Permainan klasik menumbuhkan anak-anak yang cerdas
Encyclopedic
PRE
NEXT
Di antara berbagai permainan tradisional, banyak yang dibuat oleh anak-anak sendiri—seperti tali lompat, pesawat kertas lipat, atau perahu kertas. Aktivitas ini sangat bermanfaat bagi perkembangan gerakan tangan, terutama keterampilan motorik halus. Saat bermain, tali atau kertas secara alami membentuk berbagai bentuk seperti belah ketupat, segitiga, dan persegi—bentuk geometris dasar yang memperkenalkan pemikiran abstrak kepada anak-anak.Selain itu, latihan-latihan ini dilakukan melalui bermain, sehingga semuanya terasa alami dan menarik. Jika seorang anak ingin membuat pesawat kertas atau perahu kertasnya lebih menarik, terbang lebih jauh, atau mengapung lebih lama, mereka harus memikirkan pemilihan bahan yang lebih sesuai dan menyempurnakan bentuknya. Proses ini sendiri merupakan tindakan "penciptaan." Saat terlibat dalam aktivitas semacam ini, kita sering kali terkesima oleh kecerdikan dan kecepatan belajar anak.
Bermain di Luar Ruangan Membangun Kekuatan Fisik
Permainan tradisional umumnya dilakukan di luar ruangan daripada di dalam ruangan.

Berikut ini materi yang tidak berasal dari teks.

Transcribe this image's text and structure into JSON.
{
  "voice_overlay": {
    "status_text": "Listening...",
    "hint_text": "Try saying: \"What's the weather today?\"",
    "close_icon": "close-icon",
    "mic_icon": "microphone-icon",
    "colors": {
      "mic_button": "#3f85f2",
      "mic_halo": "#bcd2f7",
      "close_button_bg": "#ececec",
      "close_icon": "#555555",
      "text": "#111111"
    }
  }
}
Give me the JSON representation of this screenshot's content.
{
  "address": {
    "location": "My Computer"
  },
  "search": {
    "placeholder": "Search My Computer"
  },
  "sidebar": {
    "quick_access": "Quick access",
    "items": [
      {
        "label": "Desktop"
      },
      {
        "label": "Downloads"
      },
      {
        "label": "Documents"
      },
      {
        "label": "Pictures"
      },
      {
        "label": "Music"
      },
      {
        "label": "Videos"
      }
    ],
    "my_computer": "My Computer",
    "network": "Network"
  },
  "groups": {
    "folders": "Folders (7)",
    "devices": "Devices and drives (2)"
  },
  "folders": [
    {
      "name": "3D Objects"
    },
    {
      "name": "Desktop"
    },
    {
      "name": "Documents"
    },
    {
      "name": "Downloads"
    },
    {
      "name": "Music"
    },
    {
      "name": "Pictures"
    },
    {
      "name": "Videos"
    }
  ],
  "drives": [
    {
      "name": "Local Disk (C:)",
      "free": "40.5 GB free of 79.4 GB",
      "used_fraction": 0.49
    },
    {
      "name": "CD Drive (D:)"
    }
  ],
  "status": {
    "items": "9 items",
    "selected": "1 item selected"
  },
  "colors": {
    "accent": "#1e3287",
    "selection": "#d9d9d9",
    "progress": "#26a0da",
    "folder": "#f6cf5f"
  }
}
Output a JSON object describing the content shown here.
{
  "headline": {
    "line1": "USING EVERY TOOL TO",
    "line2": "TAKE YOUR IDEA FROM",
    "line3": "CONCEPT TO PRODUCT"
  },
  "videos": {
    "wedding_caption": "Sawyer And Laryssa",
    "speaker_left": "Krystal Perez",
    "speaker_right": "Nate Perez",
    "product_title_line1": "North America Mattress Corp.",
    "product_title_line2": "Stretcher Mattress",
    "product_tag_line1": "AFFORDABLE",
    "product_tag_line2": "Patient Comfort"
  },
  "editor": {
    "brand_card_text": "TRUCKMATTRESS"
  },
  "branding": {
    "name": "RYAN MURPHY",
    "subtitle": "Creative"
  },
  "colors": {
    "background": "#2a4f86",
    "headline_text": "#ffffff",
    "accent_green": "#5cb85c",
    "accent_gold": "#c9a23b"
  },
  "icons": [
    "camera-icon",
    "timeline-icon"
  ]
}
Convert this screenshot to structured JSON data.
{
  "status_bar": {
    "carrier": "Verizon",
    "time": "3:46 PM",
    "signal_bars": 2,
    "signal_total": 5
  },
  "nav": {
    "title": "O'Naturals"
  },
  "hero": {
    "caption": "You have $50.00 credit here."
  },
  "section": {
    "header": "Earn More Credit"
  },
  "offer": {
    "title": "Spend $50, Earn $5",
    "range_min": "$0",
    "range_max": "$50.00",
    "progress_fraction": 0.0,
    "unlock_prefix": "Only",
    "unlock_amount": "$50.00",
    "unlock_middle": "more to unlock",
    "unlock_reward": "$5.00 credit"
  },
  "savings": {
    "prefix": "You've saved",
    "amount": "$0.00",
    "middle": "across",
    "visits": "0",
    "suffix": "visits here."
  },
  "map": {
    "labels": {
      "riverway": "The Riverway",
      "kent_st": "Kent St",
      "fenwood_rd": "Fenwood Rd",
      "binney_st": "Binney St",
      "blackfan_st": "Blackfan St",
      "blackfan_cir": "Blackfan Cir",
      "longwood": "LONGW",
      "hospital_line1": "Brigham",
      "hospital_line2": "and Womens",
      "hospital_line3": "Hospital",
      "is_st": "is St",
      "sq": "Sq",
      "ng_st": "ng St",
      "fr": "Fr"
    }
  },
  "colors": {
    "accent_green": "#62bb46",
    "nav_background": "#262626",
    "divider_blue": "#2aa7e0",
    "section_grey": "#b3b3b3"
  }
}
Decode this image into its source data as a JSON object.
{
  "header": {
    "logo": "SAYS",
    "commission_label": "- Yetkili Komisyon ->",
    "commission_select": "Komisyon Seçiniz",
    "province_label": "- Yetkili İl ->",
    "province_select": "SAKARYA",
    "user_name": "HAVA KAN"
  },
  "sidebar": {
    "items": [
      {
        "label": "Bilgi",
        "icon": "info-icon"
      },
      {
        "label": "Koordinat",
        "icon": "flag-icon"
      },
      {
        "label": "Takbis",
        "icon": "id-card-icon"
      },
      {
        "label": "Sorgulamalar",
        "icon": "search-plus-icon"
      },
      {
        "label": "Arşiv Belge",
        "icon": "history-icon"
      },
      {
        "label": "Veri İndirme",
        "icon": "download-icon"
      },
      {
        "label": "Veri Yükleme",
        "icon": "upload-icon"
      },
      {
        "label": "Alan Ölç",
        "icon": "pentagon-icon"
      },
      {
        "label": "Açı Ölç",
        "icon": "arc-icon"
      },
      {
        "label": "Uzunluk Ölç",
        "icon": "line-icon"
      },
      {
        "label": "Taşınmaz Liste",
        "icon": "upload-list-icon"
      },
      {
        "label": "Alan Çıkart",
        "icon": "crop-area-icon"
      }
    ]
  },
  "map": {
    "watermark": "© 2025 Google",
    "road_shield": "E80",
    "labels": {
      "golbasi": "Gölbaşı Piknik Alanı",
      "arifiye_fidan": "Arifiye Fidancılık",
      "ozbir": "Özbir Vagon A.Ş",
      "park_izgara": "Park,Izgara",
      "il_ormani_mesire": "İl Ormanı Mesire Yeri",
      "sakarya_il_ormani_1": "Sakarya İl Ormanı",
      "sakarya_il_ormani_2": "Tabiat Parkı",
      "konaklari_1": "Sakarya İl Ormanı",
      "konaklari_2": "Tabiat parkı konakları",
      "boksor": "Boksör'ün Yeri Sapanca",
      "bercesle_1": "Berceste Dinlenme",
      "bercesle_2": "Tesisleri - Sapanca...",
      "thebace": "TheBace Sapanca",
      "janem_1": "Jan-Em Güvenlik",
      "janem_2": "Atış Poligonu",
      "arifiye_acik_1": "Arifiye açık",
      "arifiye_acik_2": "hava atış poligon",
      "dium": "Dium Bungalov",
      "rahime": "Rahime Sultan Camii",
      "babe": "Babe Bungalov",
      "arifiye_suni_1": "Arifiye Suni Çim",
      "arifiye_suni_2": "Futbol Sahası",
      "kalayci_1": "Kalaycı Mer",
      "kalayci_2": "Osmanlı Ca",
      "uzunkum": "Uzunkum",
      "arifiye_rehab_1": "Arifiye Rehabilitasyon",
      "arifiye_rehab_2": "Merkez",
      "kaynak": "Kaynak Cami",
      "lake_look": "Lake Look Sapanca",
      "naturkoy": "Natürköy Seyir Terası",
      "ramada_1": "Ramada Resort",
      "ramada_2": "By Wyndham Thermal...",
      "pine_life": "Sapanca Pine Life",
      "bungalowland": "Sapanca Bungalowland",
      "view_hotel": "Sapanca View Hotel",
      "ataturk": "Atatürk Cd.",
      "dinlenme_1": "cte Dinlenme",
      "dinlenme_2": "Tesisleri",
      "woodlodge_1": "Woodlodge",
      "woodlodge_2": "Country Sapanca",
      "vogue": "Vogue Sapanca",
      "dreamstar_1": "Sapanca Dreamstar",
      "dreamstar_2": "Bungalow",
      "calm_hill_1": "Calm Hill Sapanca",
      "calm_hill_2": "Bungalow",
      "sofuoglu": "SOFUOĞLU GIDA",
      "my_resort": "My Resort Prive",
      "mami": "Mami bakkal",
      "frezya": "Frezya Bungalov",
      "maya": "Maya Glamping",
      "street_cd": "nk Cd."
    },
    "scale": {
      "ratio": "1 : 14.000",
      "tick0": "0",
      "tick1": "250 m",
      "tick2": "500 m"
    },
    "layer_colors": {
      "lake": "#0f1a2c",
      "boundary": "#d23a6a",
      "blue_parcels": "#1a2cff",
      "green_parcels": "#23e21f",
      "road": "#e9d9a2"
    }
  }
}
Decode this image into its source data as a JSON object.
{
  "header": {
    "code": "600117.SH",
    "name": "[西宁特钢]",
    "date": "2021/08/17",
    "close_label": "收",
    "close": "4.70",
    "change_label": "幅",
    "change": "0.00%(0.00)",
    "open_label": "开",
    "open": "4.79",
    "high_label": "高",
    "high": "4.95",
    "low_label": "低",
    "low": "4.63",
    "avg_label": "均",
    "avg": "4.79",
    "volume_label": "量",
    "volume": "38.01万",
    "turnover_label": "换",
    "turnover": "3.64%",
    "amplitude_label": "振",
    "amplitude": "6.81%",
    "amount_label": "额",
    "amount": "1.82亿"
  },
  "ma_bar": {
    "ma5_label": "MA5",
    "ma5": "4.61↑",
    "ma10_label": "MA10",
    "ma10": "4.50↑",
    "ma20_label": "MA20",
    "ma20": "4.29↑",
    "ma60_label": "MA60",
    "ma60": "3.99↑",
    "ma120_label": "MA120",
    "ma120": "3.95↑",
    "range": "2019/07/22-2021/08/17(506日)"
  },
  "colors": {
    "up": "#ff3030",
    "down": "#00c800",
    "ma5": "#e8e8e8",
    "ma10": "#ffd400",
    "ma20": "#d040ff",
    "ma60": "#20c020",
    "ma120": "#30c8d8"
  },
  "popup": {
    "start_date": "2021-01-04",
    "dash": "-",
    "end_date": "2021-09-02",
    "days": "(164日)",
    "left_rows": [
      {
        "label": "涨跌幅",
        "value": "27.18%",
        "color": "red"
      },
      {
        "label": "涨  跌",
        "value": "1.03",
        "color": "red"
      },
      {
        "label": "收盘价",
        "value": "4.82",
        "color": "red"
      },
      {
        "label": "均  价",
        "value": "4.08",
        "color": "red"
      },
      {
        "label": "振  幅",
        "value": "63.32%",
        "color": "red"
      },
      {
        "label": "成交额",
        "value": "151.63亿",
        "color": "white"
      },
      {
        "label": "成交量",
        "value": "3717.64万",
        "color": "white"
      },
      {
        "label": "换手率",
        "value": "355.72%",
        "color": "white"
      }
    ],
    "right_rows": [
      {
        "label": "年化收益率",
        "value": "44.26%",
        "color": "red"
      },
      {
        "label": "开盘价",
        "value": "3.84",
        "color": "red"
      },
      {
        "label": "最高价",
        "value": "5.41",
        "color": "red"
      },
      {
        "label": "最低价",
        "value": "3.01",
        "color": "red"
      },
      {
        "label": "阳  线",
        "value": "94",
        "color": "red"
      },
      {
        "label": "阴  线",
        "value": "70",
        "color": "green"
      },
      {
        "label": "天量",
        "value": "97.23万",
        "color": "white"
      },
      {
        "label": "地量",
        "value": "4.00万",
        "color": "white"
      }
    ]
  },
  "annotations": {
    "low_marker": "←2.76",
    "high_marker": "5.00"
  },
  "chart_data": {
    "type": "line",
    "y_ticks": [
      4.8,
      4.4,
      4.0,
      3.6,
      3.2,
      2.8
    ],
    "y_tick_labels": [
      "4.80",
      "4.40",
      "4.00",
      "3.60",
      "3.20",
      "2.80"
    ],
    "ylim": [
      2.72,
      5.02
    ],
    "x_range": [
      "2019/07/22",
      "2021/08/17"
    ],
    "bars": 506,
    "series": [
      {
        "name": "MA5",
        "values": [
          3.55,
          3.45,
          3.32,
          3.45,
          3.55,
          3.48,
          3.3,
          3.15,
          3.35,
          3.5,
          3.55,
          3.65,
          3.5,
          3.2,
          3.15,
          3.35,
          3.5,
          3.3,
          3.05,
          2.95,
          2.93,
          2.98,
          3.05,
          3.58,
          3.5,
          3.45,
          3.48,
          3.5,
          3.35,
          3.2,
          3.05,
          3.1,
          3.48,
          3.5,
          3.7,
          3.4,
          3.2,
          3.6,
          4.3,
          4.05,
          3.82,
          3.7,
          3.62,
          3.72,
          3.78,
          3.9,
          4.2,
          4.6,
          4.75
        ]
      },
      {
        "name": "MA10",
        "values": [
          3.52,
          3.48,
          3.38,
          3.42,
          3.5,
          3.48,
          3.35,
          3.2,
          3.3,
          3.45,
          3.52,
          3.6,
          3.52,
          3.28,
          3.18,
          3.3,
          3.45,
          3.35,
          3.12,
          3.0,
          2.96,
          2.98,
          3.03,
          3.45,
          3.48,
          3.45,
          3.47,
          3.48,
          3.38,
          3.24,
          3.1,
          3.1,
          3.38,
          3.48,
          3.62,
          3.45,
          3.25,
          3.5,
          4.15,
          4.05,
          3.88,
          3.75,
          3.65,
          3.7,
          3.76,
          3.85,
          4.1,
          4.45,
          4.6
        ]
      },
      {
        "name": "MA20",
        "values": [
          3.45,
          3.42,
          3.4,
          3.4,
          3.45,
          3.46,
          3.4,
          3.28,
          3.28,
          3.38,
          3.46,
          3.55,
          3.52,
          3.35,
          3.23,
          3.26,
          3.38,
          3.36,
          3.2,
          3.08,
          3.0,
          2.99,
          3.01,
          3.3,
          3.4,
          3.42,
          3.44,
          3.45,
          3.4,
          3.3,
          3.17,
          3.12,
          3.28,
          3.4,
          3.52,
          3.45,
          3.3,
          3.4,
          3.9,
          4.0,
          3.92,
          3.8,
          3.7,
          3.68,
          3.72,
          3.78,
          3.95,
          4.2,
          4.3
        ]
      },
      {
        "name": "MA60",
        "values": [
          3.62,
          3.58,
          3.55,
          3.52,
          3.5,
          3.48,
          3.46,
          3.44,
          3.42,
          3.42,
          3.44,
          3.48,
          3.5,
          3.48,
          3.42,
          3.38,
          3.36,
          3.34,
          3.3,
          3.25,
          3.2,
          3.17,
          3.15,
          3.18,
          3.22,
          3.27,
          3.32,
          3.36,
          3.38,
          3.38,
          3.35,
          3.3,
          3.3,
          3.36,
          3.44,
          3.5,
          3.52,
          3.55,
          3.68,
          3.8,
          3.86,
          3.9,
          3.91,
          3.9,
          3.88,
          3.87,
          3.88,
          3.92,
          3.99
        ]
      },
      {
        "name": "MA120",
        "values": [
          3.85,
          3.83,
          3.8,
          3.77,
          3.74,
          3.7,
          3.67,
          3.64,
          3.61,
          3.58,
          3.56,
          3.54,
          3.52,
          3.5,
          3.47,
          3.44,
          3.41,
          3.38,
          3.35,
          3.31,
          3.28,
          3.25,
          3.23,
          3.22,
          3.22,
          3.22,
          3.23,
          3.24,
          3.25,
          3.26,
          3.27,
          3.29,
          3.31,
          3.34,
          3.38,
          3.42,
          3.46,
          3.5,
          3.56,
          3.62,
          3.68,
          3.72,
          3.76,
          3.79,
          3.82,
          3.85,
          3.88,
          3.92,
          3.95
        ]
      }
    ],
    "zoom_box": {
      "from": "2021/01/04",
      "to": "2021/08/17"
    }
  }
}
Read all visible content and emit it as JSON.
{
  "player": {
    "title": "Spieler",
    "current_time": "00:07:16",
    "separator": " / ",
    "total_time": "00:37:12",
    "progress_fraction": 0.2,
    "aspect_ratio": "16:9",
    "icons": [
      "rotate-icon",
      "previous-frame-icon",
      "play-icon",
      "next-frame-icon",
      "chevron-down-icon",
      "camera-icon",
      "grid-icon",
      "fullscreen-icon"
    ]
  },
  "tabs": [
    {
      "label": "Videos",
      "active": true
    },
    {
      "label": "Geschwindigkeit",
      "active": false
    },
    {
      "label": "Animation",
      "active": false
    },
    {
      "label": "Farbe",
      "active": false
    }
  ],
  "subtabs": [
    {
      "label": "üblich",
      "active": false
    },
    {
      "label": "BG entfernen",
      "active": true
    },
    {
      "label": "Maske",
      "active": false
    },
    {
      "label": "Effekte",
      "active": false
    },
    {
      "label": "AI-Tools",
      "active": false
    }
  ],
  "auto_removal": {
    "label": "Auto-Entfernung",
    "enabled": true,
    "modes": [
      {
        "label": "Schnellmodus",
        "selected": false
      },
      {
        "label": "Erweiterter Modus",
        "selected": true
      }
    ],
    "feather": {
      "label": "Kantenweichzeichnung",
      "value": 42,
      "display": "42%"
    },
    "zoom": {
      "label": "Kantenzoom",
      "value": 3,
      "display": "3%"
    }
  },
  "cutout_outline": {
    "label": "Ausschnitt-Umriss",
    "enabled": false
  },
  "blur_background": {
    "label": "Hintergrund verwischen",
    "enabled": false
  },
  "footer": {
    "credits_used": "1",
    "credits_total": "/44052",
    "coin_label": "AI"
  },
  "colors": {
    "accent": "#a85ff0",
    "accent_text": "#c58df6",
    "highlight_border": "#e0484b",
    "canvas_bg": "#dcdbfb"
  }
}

Mengapa? Karena anak-anak secara alami tertarik pada alam terbuka, terutama lingkungan alam. Lingkungan luar ruangan yang luas dan kaya memungkinkan kita merasa lebih rileks dan nyaman di padang rumput atau di tepi laut daripada di lorong bawah tanah atau tangga. Dalam hal ini, anak-anak jauh lebih sensitif, memiliki daya tangkap dan daya serap yang lebih besar daripada orang dewasa.Lingkungan luar ruangan juga menawarkan keunggulan tersendiri: memfasilitasi aktivitas fisik. Permainan seperti lompat tali, hopscotch, dan tag secara alami meningkatkan kemampuan melompat, keseimbangan, dan keterampilan menghindar anak. Itulah mengapa anak-anak di pedesaan seringkali mengembangkan ketahanan fisik yang lebih besar daripada teman sebayanya di perkotaan.
Nilai Partisipasi Kelompok
Aspek berharga lain dari permainan tradisional adalah sifat multiplayer alaminya.Permainan seperti bermain rumah, melompat dengan karet gelang, dan lompat tali sering melibatkan hanya dua atau tiga anak, sedangkan permainan seperti kejar-kejaran, lomba karung, dan lompat tali panjang membutuhkan lebih banyak peserta. Permainan multi-pemain ini memberikan sarana yang sangat baik bagi anak-anak untuk mengembangkan keterampilan sosial.Menguasai setiap permainan memerlukan komunikasi, pemahaman, dan koordinasi antara anak dan teman bermainnya. Tanpa hal-hal tersebut, permainan tidak dapat dilanjutkan. Kita tidak perlu secara sengaja mengajarkan pelajaran; sifat permainan itu sendiri secara alami menuntut perilaku semacam itu. Selama proses ini, anak-anak juga memperoleh rasa kebersamaan dan pengakuan – bahwa mereka adalah bagian dari kelompok, bahwa semua orang membentuk kesatuan kolektif. Hal ini sangat bermanfaat bagi perkembangan emosional mereka.Selain itu, setiap permainan memiliki aturan yang unik. Untuk memastikan permainan berjalan lancar, setiap peserta harus mengendalikan diri dan mematuhi aturan tersebut. Melalui proses ini, prinsip-prinsip seperti keadilan, tanggung jawab peran, dan kebutuhan kerja sama terasah secara tidak sadar. Ajaklah anak Anda bermain permainan tradisional. Terkadang, aktivitas yang paling sederhana dan tanpa hiasan justru terbukti paling efektif.